Coffee from South Sudan, the East African nation that has been torn by two decades-long civil wars in the modern era and suffers from more internal conflict than any nation in the world according to the Fragile States Index, is commercially available for the first time in a generation.
Not only that, the South Sudanese coffees — currently only available in the form of Nespresso capsules in the European market — are the first fully washed coffees produced by the first organized cooperatives in the region, where an overwhelming majority of people have traditionally relied on subsistence agriculture for livelihood.
The fact that the coffee is commercially available is a major milestone for South Sudan, one of many that have resulted from a four-year-old partnership between the Nestlé-owned company and TechnoServe, the international nonprofit agency that supports solutions to poverty in the poorest areas of the developing world.

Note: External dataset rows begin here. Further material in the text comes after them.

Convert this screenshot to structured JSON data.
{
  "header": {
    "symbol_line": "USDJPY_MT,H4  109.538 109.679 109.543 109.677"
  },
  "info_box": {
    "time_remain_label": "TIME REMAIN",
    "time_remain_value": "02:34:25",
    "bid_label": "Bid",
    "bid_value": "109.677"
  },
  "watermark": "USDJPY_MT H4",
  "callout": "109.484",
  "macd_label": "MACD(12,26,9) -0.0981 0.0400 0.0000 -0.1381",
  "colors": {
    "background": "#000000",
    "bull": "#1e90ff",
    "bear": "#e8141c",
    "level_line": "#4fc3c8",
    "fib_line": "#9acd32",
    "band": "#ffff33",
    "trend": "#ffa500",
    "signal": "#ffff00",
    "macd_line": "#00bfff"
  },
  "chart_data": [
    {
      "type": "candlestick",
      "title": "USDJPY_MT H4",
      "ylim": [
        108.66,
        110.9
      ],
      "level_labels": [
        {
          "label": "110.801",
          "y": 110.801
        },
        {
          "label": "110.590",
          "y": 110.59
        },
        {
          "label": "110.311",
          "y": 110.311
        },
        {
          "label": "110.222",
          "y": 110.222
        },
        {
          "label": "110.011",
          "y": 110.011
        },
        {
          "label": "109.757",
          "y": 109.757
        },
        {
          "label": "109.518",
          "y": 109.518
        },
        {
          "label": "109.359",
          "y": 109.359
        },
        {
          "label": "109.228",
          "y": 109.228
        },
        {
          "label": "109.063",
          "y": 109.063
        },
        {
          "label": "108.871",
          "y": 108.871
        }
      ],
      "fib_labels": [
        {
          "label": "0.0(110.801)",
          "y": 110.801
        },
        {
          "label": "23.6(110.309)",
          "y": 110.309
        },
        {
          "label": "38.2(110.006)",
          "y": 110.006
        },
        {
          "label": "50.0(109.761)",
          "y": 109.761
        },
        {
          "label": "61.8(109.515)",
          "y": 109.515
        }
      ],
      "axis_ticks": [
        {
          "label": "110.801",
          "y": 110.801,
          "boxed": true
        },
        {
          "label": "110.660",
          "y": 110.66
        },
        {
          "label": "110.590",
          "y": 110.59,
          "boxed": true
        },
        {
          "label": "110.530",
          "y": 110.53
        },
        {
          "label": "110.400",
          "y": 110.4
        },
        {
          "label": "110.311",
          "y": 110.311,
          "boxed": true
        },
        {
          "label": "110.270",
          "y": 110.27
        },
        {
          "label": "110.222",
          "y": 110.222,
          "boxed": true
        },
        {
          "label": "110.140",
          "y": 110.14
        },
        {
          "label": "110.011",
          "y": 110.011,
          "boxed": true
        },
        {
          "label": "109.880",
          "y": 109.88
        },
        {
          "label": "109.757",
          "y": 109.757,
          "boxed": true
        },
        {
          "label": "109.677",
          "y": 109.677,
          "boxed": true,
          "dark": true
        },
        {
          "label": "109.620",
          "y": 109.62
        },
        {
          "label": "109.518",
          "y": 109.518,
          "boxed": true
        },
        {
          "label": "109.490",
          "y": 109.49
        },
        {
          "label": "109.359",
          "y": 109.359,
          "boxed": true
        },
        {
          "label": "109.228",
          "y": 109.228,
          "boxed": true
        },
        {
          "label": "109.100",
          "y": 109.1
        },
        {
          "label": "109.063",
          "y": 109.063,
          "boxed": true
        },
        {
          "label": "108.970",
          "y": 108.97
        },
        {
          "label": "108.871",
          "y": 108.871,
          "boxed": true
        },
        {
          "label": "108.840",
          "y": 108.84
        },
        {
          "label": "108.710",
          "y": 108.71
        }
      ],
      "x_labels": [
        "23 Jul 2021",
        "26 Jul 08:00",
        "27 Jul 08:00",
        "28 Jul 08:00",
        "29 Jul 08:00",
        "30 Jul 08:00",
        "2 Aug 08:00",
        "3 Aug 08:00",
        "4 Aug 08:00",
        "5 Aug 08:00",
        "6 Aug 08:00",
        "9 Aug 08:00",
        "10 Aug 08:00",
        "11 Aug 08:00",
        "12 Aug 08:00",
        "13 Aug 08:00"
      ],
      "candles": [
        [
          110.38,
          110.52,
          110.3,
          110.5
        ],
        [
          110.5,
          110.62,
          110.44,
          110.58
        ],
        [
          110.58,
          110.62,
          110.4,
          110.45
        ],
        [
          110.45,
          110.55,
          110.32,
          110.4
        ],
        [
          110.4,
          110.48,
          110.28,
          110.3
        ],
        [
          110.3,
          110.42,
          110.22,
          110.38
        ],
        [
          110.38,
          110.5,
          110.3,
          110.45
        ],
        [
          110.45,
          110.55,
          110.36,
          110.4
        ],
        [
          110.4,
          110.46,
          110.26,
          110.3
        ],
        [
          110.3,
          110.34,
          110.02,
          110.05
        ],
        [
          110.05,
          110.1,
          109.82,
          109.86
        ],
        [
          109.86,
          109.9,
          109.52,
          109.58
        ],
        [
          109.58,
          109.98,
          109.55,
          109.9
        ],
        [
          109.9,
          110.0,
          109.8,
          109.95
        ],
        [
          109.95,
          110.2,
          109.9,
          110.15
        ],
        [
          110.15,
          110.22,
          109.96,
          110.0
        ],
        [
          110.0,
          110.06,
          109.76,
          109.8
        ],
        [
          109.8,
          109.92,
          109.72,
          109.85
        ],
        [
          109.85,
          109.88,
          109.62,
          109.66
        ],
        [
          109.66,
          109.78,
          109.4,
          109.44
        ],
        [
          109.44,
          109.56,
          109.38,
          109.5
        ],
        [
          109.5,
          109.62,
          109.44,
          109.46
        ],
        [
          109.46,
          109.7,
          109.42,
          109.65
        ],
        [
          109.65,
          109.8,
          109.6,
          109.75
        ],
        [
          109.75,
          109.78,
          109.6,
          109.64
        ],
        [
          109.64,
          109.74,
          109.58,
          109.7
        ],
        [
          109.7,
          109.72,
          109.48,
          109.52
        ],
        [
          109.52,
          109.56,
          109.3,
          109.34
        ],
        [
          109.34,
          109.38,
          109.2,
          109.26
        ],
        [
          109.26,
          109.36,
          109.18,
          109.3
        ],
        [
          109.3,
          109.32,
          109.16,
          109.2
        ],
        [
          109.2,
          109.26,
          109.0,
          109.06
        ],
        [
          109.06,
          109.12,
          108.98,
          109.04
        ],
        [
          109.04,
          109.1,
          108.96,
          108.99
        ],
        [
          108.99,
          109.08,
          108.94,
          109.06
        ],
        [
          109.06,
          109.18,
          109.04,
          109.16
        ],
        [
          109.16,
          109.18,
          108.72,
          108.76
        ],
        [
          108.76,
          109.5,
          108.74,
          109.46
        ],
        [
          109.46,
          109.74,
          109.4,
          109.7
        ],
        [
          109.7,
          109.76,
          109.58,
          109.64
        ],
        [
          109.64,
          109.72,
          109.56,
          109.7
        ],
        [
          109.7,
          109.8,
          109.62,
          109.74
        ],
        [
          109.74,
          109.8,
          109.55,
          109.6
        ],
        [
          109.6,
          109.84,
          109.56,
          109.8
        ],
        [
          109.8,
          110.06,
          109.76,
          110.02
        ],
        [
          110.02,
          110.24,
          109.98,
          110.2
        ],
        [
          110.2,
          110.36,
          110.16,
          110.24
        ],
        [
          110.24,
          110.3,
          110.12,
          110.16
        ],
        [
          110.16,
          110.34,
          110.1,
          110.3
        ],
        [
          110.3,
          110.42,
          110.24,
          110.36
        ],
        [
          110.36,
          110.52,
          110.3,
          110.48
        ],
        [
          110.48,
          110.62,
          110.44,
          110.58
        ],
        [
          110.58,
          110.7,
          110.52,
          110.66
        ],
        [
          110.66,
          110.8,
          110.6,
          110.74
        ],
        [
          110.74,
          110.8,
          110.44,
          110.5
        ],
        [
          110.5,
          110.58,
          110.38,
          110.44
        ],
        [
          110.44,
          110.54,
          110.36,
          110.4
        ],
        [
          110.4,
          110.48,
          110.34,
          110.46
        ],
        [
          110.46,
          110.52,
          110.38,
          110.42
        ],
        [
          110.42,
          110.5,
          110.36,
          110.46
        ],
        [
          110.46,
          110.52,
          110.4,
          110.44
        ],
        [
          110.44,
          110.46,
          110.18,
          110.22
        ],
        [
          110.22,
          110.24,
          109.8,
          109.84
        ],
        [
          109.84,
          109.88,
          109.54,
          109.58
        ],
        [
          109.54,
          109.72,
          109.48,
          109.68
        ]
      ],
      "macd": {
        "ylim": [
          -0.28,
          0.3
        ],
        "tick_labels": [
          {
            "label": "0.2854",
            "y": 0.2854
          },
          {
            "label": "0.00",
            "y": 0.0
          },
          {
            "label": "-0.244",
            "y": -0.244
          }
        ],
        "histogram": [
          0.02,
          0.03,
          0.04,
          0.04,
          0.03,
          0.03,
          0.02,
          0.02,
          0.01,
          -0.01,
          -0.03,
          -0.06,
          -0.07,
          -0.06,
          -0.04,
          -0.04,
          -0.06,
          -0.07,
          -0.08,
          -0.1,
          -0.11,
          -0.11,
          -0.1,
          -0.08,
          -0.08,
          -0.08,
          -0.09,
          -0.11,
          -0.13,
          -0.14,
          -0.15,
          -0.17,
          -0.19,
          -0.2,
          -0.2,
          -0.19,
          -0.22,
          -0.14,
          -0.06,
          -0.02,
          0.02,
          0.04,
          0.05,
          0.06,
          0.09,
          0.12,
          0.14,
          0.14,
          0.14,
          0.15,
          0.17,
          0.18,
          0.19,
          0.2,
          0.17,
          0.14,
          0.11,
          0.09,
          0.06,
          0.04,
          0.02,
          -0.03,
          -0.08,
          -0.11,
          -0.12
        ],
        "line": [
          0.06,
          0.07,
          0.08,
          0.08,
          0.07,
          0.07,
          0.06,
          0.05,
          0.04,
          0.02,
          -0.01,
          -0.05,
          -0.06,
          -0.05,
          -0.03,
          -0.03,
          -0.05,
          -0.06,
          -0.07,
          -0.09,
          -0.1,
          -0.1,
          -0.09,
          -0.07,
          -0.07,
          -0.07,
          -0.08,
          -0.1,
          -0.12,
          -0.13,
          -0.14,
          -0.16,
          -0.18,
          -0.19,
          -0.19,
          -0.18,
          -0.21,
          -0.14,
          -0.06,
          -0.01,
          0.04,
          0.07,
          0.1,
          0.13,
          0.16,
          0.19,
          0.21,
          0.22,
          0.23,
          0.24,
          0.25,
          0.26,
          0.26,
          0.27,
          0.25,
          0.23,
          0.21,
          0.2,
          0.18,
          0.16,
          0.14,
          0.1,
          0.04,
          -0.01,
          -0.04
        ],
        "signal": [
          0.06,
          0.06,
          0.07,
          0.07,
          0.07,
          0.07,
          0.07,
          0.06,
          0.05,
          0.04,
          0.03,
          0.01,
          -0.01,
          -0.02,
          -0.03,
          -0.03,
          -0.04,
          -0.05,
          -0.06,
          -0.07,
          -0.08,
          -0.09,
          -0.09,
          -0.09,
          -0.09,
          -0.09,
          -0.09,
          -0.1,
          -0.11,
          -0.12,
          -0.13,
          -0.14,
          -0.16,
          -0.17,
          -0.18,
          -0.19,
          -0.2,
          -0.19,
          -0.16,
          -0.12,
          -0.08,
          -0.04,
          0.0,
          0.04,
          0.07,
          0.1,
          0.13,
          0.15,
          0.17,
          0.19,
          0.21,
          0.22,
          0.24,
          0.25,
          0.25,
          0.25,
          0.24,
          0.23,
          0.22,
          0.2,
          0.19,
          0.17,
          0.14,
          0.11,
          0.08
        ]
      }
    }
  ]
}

In essence, the partnership sought to rebuild the region’s industry — which had become essentially non-existent due to lack of infrastructure and market access over decades — from the ground up. In the process, TechnoServe and Nespresso helped establish and support the first ever coffee cooperatives in the Yei region; helped established the area’s first wet mills, including one for each of the three cooperatives; facilitated the first commercially exported coffee from South Sudan, a shipment of 1.8 tons to Nespresso following the first harvest in 2013; and facilitated the first legal shipment of coffee to Uganda.
According to Nespresso, the coffee shipment represented the first time a non-oil export had ever come from South Sudan to Europe, and in doing so, it represented the first ever export tax collection on coffee, which went to the Yei County government.
For Nespresso’s part, the South Sudanese coffee development has been part of its 10-year-old AAA Sustainable Quality Program, although this is the first time the company has been involved in developing a coffee infrastructure essentially from scratch. The company says it has devoted approximately $720,000 USD to the Yei regional project to date, and that it intends to invest a total of roughly $2.6 million in the region. “Nespresso sees this as a long-term investment in helping to revive the coffee industry in South Sudan and does not expect to make a return on investment for many years,” the company said in an announcement today.
“We believe that the only way to continue to deliver quality and consistency to customers is to protect the supply of our coffees,” said Nespresso CEO Jean-Marc Duvoisin. “Our experience has shown us that the best way to do this is to build a more environmentally sustainable and financially equitable outcome for farmers.”
The coffee itself is 100 percent robusta that Nespresso is calling Suluja ti South Sudan, while describing it as possessing “a bold silky texture and intense aromas of dried cereals and subtle woody notes that deliver unique flavours new to our consumers.”